Question #48597

1 Answer
Jul 5, 2017

Here's what I got.

Explanation:

The idea here is that the acid dissociation constant, #K_a#, is essentially a measure of the degree of ionization of an acid.

When an acid is added to water, an ionization equilibrium is established

#"HA"_ ((aq)) rightleftharpoons "H"_ ((aq))^(+) + "A"_ ((aq))^(-)#

The position of the equilibrium can be determined by looking at the value of the acid dissociation constant, which is defined as

#K_a = (["H"^(+)] * ["A"^(-)])/(["HA"])#

For #K_a > 1#, the equilibrium lies to the right, meaning that the forward reaction is favored #-># a significant number of molecules ionize to produce hydrogen ions. This is what we see with strong acids, which ionize completely in aqueous solution.

For #K_a < 1#, the equilibrium lies to the left, meaning that the reverse reaction is favored #-># most of the molecules do not ionize to produce hydrogen ions. This is what we see with weak acids, which do not ionize completely in aqueous solution.

http://www.showme.com/search/?q=chemistry%20strong%20and%20weak%20acids

You can thus say that the smaller the value of #K_a#, the less ionized the acid and, consequently, the fewer hydrogen ions produced in solution.

For really small values of #K_a#, the equilibrium concentration of the hydrogen ions is very, very low compared to the initial concentration of the acid.

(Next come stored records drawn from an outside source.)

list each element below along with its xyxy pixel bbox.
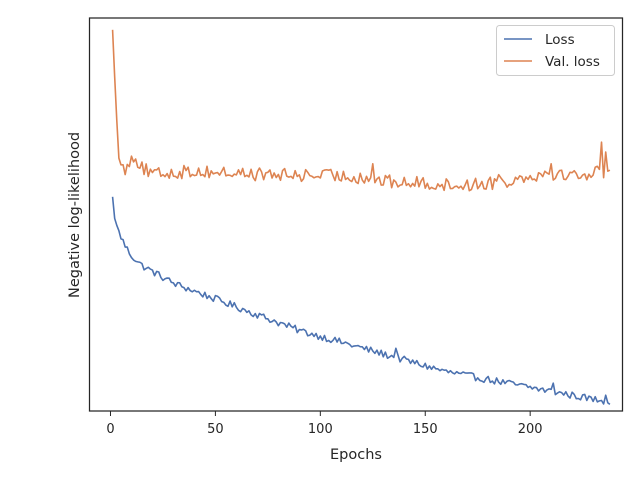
x-tick-label: 0 xyxy=(106,422,114,437)
x-axis-label: Epochs xyxy=(330,447,382,463)
legend-box xyxy=(496,25,615,76)
x-tick-label: 150 xyxy=(413,422,438,437)
series-line-val-loss xyxy=(111,29,611,192)
legend-label-val-loss: Val. loss xyxy=(545,54,600,70)
x-tick-label: 50 xyxy=(207,422,224,437)
legend: Loss Val. loss xyxy=(496,25,615,76)
series-line-loss xyxy=(111,196,611,405)
series-layer xyxy=(111,29,611,405)
plot-background xyxy=(89,18,623,411)
legend-label-loss: Loss xyxy=(545,32,575,48)
y-axis-label: Negative log-likelihood xyxy=(67,132,83,298)
plot-frame xyxy=(88,17,624,412)
x-tick-label: 100 xyxy=(308,422,333,437)
x-axis-ticks: 0 50 100 150 200 xyxy=(106,411,543,437)
x-tick-label: 200 xyxy=(518,422,543,437)
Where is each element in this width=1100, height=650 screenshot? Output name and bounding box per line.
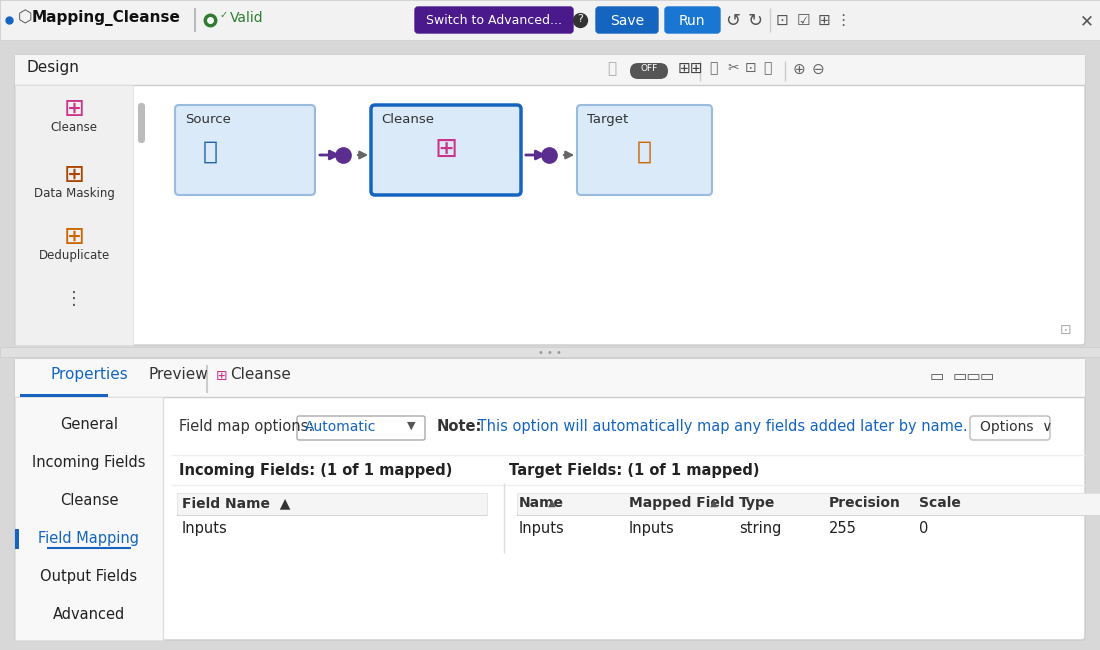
FancyBboxPatch shape [596, 7, 658, 33]
Text: Design: Design [28, 60, 80, 75]
Text: Field Name  ▲: Field Name ▲ [182, 496, 290, 510]
Text: Properties: Properties [50, 367, 128, 382]
Text: Note:: Note: [437, 419, 483, 434]
Text: Run: Run [679, 14, 705, 28]
Text: ⊞: ⊞ [434, 135, 458, 163]
Text: 0: 0 [918, 521, 928, 536]
Text: ⊞: ⊞ [64, 163, 85, 187]
Text: ▲: ▲ [544, 498, 556, 508]
Text: This option will automatically map any fields added later by name.: This option will automatically map any f… [473, 419, 968, 434]
Text: Inputs: Inputs [519, 521, 564, 536]
Text: ⋮: ⋮ [65, 290, 82, 308]
FancyBboxPatch shape [970, 416, 1050, 440]
Text: ✕: ✕ [1080, 12, 1093, 30]
Text: ▭▭: ▭▭ [953, 369, 981, 384]
FancyBboxPatch shape [630, 63, 668, 79]
Text: Cleanse: Cleanse [230, 367, 290, 382]
Text: Type: Type [739, 496, 776, 510]
FancyBboxPatch shape [415, 7, 573, 33]
FancyBboxPatch shape [297, 416, 425, 440]
Text: ⊖: ⊖ [812, 62, 825, 77]
Text: ⊞: ⊞ [64, 225, 85, 249]
Text: Advanced: Advanced [53, 607, 125, 622]
Text: ✂: ✂ [727, 61, 738, 75]
Text: Options  ∨: Options ∨ [980, 420, 1053, 434]
Text: Output Fields: Output Fields [41, 569, 138, 584]
Text: ✓: ✓ [220, 10, 228, 20]
Text: ⊡: ⊡ [776, 13, 789, 28]
FancyBboxPatch shape [15, 359, 1085, 640]
Text: Automatic: Automatic [305, 420, 376, 434]
Bar [15, 359, 1085, 397]
Text: Switch to Advanced...: Switch to Advanced... [426, 14, 562, 27]
Text: Cleanse: Cleanse [381, 113, 434, 126]
FancyBboxPatch shape [578, 105, 712, 195]
Text: Preview: Preview [148, 367, 208, 382]
Bar [0, 0, 1100, 40]
Text: ☑: ☑ [796, 13, 810, 28]
Bar [15, 529, 19, 549]
Text: Inputs: Inputs [182, 521, 228, 536]
Bar [177, 493, 487, 515]
Text: Inputs: Inputs [629, 521, 674, 536]
FancyBboxPatch shape [175, 105, 315, 195]
Bar [15, 397, 163, 640]
Text: 🗑: 🗑 [710, 61, 717, 75]
Text: Data Masking: Data Masking [34, 187, 114, 200]
Text: Field map options:: Field map options: [179, 419, 314, 434]
Text: Cleanse: Cleanse [59, 493, 119, 508]
Text: ⊕: ⊕ [793, 62, 805, 77]
Text: Target Fields: (1 of 1 mapped): Target Fields: (1 of 1 mapped) [509, 463, 759, 478]
Text: Deduplicate: Deduplicate [39, 249, 110, 262]
Text: Incoming Fields: (1 of 1 mapped): Incoming Fields: (1 of 1 mapped) [179, 463, 452, 478]
Text: ⊞: ⊞ [64, 97, 85, 121]
Text: Precision: Precision [829, 496, 901, 510]
Text: ⊞⊞: ⊞⊞ [678, 61, 704, 76]
FancyBboxPatch shape [666, 7, 720, 33]
Bar [15, 85, 133, 345]
Text: 255: 255 [829, 521, 857, 536]
Text: 💡: 💡 [607, 61, 616, 76]
Text: 📋: 📋 [763, 61, 771, 75]
Text: Source: Source [185, 113, 231, 126]
Bar [517, 493, 1100, 515]
Text: Save: Save [609, 14, 645, 28]
Text: Mapped Field: Mapped Field [629, 496, 735, 510]
Text: ↺: ↺ [725, 12, 740, 30]
Text: Name: Name [519, 496, 564, 510]
Text: Incoming Fields: Incoming Fields [32, 455, 145, 470]
FancyBboxPatch shape [15, 55, 1085, 345]
Text: General: General [60, 417, 118, 432]
Text: 📋: 📋 [637, 140, 651, 164]
Bar [15, 55, 1085, 85]
FancyBboxPatch shape [138, 103, 145, 143]
Text: ↻: ↻ [747, 12, 762, 30]
Text: ⊡: ⊡ [745, 61, 757, 75]
FancyBboxPatch shape [371, 105, 521, 195]
Text: Cleanse: Cleanse [51, 121, 98, 134]
Text: ▭: ▭ [930, 369, 945, 384]
Bar [20, 394, 108, 397]
Bar [0, 347, 1100, 357]
Text: Mapping_Cleanse: Mapping_Cleanse [32, 10, 180, 26]
Text: Valid: Valid [230, 11, 264, 25]
Text: string: string [739, 521, 781, 536]
Text: 📋: 📋 [202, 140, 218, 164]
Text: ▼: ▼ [407, 421, 416, 431]
Text: ⋮: ⋮ [835, 13, 850, 28]
Text: ⬡: ⬡ [18, 8, 33, 26]
Text: Field Mapping: Field Mapping [39, 531, 140, 546]
Text: ⊞: ⊞ [817, 13, 830, 28]
Text: • • •: • • • [538, 348, 562, 358]
Text: ▲: ▲ [707, 498, 717, 508]
Text: Target: Target [587, 113, 628, 126]
Text: ▭: ▭ [980, 369, 994, 384]
Text: OFF: OFF [640, 64, 658, 73]
Text: Scale: Scale [918, 496, 961, 510]
Text: ⊡: ⊡ [1060, 323, 1071, 337]
Text: ?: ? [578, 14, 583, 24]
Text: ⊞: ⊞ [216, 369, 228, 383]
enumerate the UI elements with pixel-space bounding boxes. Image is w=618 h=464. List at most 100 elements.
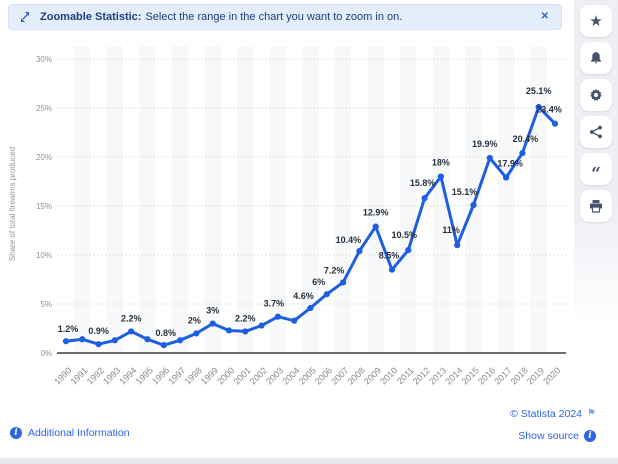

In other words, you can say that the smaller the value of #K_a#, the lower the equilibrium concentration of hydrogen ions.

In your case, you have

#1.0 * 10^(-3) > 1.0 * 10^(-4) > 1.0 * 10^(-6)#

#color(white)(aa)["H"^(+)]color(white)(aa) > color(white)(aa)["H"^(+)]color(white)(a) > color(white)(aa)["H"^(+)]#

The acid with the smallest #K_a# will thus have the lowest equilibrium concentration of hydrogen ions.

Keep in mind that all three acids will have equilibrium concentrations of hydrogen ions that are lower than the initial concentration of the acid, but the acid with the smallest value of #K_a# will have the lowest concentration.

In fact, you could probably use this approximation

#["HA"]_ "initial" - ["H"^(+)] ~~ ["HA"]_ "initial"#

for all three acids, but this approximation will hold best, i.e. it will be most valid, for the acid with the smallest value of #K_a#.